According to Search Engine Land, conversational search is “about parsing the language you use so the search engine understands, really comprehends, what you’re talking about.” It will be interesting to see how it evolves.
Of course, what worked in the past won’t go away completely, but here’s some more good information about Google’s Hummingbird update:
- 3 Ways Content Will Be Affected by Google’s Latest Hummingbird Update – Google+ will continue to influence Google search results.
- Is Your SEO Strategy Ready for Google’s New Algorithm? – I like the idea of adding questions to your content and the idea that lots of good content is better than a little bit. Makes sense, doesn’t it?
- An SEO Guide to the Google Hummingbird Update – This is an excellent overview of what’s changed with the Hummingbird update.
- Google Hummingbird Friendly Content Marketing Tips – Get ideas about which types of content are the best for SEO now. Law firms may want to focus on “evergreen” content, case studies and frequently asked questions.
Good Search Engine Optimization Techniques for Law Firms (or any business)
Search engines continue to get better at rewarding sites that real, live people will also appreciate.

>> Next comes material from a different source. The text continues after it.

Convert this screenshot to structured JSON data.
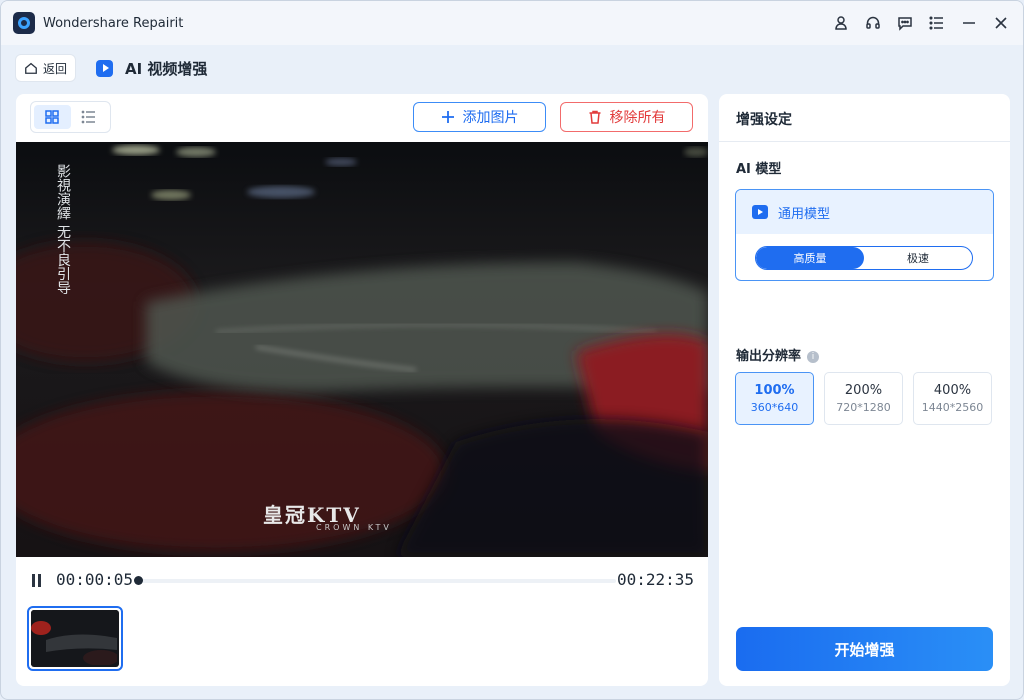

If you learn more about how search engines work, there’s a better chance you’ll get your law firm website to the top of the search engine results page.
Search Engine Guidelines for Creating a Quality Website – Learn what Google, Bing and Yahoo have to say about how your site can get high rankings. After all, they ought to know. Perhaps not surprisingly, what makes a site valuable or easy to use for its visitors also helps your site do better in the search engines. For example, if your site loads slowly, it’ll be penalized by the search engines. If each page, and the site in general, is well-organized and presented, it will make it easy for visitors to find what they need. It also helps your search engine placement.

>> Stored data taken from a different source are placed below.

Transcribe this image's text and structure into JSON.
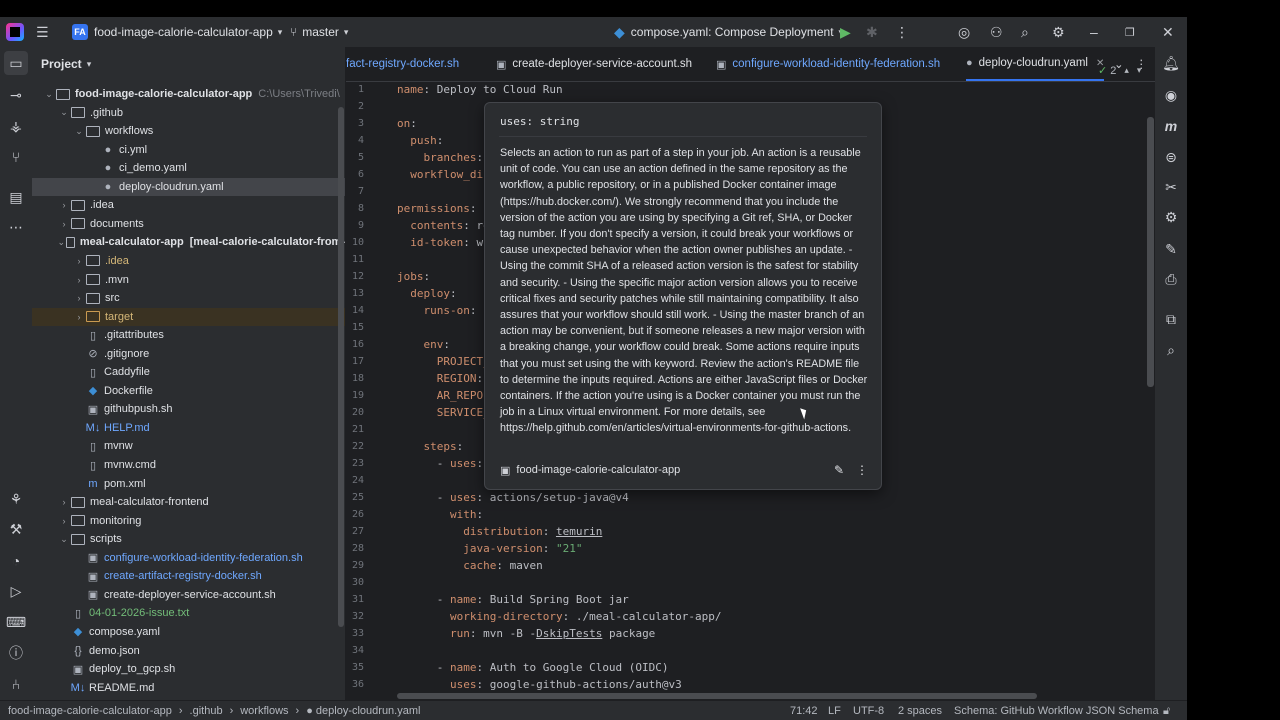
{
  "titlebar": {
    "project_initials": "FA",
    "project_name": "food-image-calorie-calculator-app",
    "branch": "master",
    "run_config": "compose.yaml: Compose Deployment"
  },
  "project_panel": {
    "title": "Project",
    "tree": [
      {
        "label": "food-image-calorie-calculator-app",
        "hint": "C:\\Users\\Trivedi\\",
        "type": "module",
        "indent": 0,
        "open": true
      },
      {
        "label": ".github",
        "type": "folder",
        "indent": 1,
        "open": true
      },
      {
        "label": "workflows",
        "type": "folder",
        "indent": 2,
        "open": true
      },
      {
        "label": "ci.yml",
        "type": "github",
        "indent": 3
      },
      {
        "label": "ci_demo.yaml",
        "type": "github",
        "indent": 3
      },
      {
        "label": "deploy-cloudrun.yaml",
        "type": "github",
        "indent": 3,
        "selected": true
      },
      {
        "label": ".idea",
        "type": "folder",
        "indent": 1,
        "collapsed": true
      },
      {
        "label": "documents",
        "type": "folder",
        "indent": 1,
        "collapsed": true
      },
      {
        "label": "meal-calculator-app",
        "hint": "[meal-calorie-calculator-from-",
        "type": "module",
        "indent": 1,
        "open": true
      },
      {
        "label": ".idea",
        "type": "folder",
        "indent": 2,
        "collapsed": true,
        "color": "#d5b778"
      },
      {
        "label": ".mvn",
        "type": "folder",
        "indent": 2,
        "collapsed": true
      },
      {
        "label": "src",
        "type": "folder",
        "indent": 2,
        "collapsed": true
      },
      {
        "label": "target",
        "type": "folder-orange",
        "indent": 2,
        "collapsed": true,
        "color": "#d5b778",
        "excluded": true
      },
      {
        "label": ".gitattributes",
        "type": "file",
        "indent": 2
      },
      {
        "label": ".gitignore",
        "type": "ignore",
        "indent": 2
      },
      {
        "label": "Caddyfile",
        "type": "file",
        "indent": 2
      },
      {
        "label": "Dockerfile",
        "type": "docker",
        "indent": 2
      },
      {
        "label": "githubpush.sh",
        "type": "shell",
        "indent": 2
      },
      {
        "label": "HELP.md",
        "type": "md",
        "indent": 2,
        "color": "#6fa8ff"
      },
      {
        "label": "mvnw",
        "type": "file",
        "indent": 2
      },
      {
        "label": "mvnw.cmd",
        "type": "file",
        "indent": 2
      },
      {
        "label": "pom.xml",
        "type": "maven",
        "indent": 2
      },
      {
        "label": "meal-calculator-frontend",
        "type": "folder",
        "indent": 1,
        "collapsed": true
      },
      {
        "label": "monitoring",
        "type": "folder",
        "indent": 1,
        "collapsed": true
      },
      {
        "label": "scripts",
        "type": "folder",
        "indent": 1,
        "open": true
      },
      {
        "label": "configure-workload-identity-federation.sh",
        "type": "shell",
        "indent": 2,
        "color": "#6fa8ff"
      },
      {
        "label": "create-artifact-registry-docker.sh",
        "type": "shell",
        "indent": 2,
        "color": "#6fa8ff"
      },
      {
        "label": "create-deployer-service-account.sh",
        "type": "shell",
        "indent": 2
      },
      {
        "label": "04-01-2026-issue.txt",
        "type": "file",
        "indent": 1,
        "color": "#73bd79"
      },
      {
        "label": "compose.yaml",
        "type": "docker",
        "indent": 1
      },
      {
        "label": "demo.json",
        "type": "json",
        "indent": 1
      },
      {
        "label": "deploy_to_gcp.sh",
        "type": "shell",
        "indent": 1
      },
      {
        "label": "README.md",
        "type": "md",
        "indent": 1
      }
    ]
  },
  "tabs": [
    {
      "label": "fact-registry-docker.sh",
      "color": "#6fa8ff"
    },
    {
      "label": "create-deployer-service-account.sh",
      "color": "#dfe1e5"
    },
    {
      "label": "configure-workload-identity-federation.sh",
      "color": "#6fa8ff"
    },
    {
      "label": "deploy-cloudrun.yaml",
      "color": "#dfe1e5",
      "active": true
    }
  ],
  "inspection_count": "2",
  "code_lines": [
    {
      "n": "1",
      "html": "<span class='k'>name</span>: Deploy to Cloud Run"
    },
    {
      "n": "2",
      "html": ""
    },
    {
      "n": "3",
      "html": "<span class='k'>on</span>:"
    },
    {
      "n": "4",
      "html": "  <span class='k'>push</span>:"
    },
    {
      "n": "5",
      "html": "    <span class='k'>branches</span>:"
    },
    {
      "n": "6",
      "html": "  <span class='k'>workflow_dis</span>"
    },
    {
      "n": "7",
      "html": ""
    },
    {
      "n": "8",
      "html": "<span class='k'>permissions</span>:"
    },
    {
      "n": "9",
      "html": "  <span class='k'>contents</span>: re"
    },
    {
      "n": "10",
      "html": "  <span class='k'>id-token</span>: wr"
    },
    {
      "n": "11",
      "html": ""
    },
    {
      "n": "12",
      "html": "<span class='k'>jobs</span>:"
    },
    {
      "n": "13",
      "html": "  <span class='k'>deploy</span>:"
    },
    {
      "n": "14",
      "html": "    <span class='k'>runs-on</span>: u"
    },
    {
      "n": "15",
      "html": ""
    },
    {
      "n": "16",
      "html": "    <span class='k'>env</span>:"
    },
    {
      "n": "17",
      "html": "      <span class='k'>PROJECT_</span>"
    },
    {
      "n": "18",
      "html": "      <span class='k'>REGION</span>:"
    },
    {
      "n": "19",
      "html": "      <span class='k'>AR_REPO</span>:"
    },
    {
      "n": "20",
      "html": "      <span class='k'>SERVICE_</span>"
    },
    {
      "n": "21",
      "html": ""
    },
    {
      "n": "22",
      "html": "    <span class='k'>steps</span>:"
    },
    {
      "n": "23",
      "html": "      - <span class='k'>uses</span>:"
    },
    {
      "n": "24",
      "html": ""
    },
    {
      "n": "25",
      "html": "      - <span class='k'>uses</span>: actions/setup-java@v4"
    },
    {
      "n": "26",
      "html": "        <span class='k'>with</span>:"
    },
    {
      "n": "27",
      "html": "          <span class='k'>distribution</span>: <span class='u'>temurin</span>"
    },
    {
      "n": "28",
      "html": "          <span class='k'>java-version</span>: <span class='s'>\"21\"</span>"
    },
    {
      "n": "29",
      "html": "          <span class='k'>cache</span>: maven"
    },
    {
      "n": "30",
      "html": ""
    },
    {
      "n": "31",
      "html": "      - <span class='k'>name</span>: Build Spring Boot jar"
    },
    {
      "n": "32",
      "html": "        <span class='k'>working-directory</span>: ./meal-calculator-app/"
    },
    {
      "n": "33",
      "html": "        <span class='k'>run</span>: mvn -B -<span class='u'>DskipTests</span> package"
    },
    {
      "n": "34",
      "html": ""
    },
    {
      "n": "35",
      "html": "      - <span class='k'>name</span>: Auth to Google Cloud (OIDC)"
    },
    {
      "n": "36",
      "html": "        <span class='k'>uses</span>: google-github-actions/auth@v3"
    }
  ],
  "popup": {
    "header": "uses: string",
    "body": "Selects an action to run as part of a step in your job. An action is a reusable unit of code. You can use an action defined in the same repository as the workflow, a public repository, or in a published Docker container image (https://hub.docker.com/). We strongly recommend that you include the version of the action you are using by specifying a Git ref, SHA, or Docker tag number. If you don't specify a version, it could break your workflows or cause unexpected behavior when the action owner publishes an update. - Using the commit SHA of a released action version is the safest for stability and security. - Using the specific major action version allows you to receive critical fixes and security patches while still maintaining compatibility. It also assures that your workflow should still work. - Using the master branch of an action may be convenient, but if someone releases a new major version with a breaking change, your workflow could break. Some actions require inputs that you must set using the with keyword. Review the action's README file to determine the inputs required. Actions are either JavaScript files or Docker containers. If the action you're using is a Docker container you must run the job in a Linux virtual environment. For more details, see https://help.github.com/en/articles/virtual-environments-for-github-actions.",
    "footer": "food-image-calorie-calculator-app"
  },
  "statusbar": {
    "crumbs": [
      "food-image-calorie-calculator-app",
      ".github",
      "workflows",
      "deploy-cloudrun.yaml"
    ],
    "position": "71:42",
    "line_sep": "LF",
    "encoding": "UTF-8",
    "indent": "2 spaces",
    "schema": "Schema: GitHub Workflow JSON Schema"
  },
  "colors": {
    "accent": "#3574f0",
    "bg": "#1e1f22",
    "panel": "#2b2d30",
    "keyword": "#cf8e6d",
    "string": "#6aab73"
  }
}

Google’s Matt Cutts: We Don’t Use Twitter Or Facebook Social Signals To Rank Pages – Speaking of how search engines work, you may have heard that Facebook and Twitter are really important to your Google search results. They are, to a limited extent. Google doesn’t catalog a large part of Facebook and Twitter and doesn’t place more weight on what appears there compared to what appears on some other page elsewhere on the Web. Hear from Matt in the video posted here.

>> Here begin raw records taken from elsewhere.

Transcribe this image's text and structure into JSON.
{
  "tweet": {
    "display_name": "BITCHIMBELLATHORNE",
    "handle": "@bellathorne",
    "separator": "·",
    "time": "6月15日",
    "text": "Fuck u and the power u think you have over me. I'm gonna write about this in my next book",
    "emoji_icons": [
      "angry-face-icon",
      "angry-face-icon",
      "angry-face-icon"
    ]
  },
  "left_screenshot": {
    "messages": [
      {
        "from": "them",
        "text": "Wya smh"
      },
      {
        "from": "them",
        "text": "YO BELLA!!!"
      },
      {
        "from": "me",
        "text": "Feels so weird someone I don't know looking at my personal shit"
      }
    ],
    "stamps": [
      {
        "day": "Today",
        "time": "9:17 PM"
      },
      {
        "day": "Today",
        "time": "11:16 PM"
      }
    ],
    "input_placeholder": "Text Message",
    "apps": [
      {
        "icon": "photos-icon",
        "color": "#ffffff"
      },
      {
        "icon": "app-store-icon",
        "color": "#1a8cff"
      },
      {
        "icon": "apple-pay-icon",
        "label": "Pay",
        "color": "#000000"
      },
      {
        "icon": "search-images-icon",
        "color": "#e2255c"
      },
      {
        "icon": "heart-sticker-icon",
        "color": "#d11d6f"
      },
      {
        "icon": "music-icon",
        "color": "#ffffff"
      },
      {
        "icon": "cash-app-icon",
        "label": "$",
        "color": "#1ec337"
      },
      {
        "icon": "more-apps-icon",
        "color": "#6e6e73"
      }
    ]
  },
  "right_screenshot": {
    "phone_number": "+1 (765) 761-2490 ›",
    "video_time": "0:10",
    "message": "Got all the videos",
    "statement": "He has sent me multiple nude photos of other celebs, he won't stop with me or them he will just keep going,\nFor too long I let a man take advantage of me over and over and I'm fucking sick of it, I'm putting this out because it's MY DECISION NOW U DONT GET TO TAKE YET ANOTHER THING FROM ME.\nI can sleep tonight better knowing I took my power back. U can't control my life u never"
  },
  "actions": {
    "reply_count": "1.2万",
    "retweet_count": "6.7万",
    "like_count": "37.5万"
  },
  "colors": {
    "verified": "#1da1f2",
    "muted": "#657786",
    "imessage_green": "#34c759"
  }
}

More from Matt – Guest Posting: Has someone approached your law firm about providing free content for your website? Maybe the called this a “guest post.” Beware of this practice. Matt Cutts is one of the people at Google who tries to cut down on the spammy techniques sites us to try to come up higher in search engine results. He says these SEO scam artists are really trying to drive traffic to their own sites. Yes, of course, you can still post quality content on other websites. You can even have someone post quality content on your site, but beware of unsolicited emails and “free” content that comes out of the woodwork.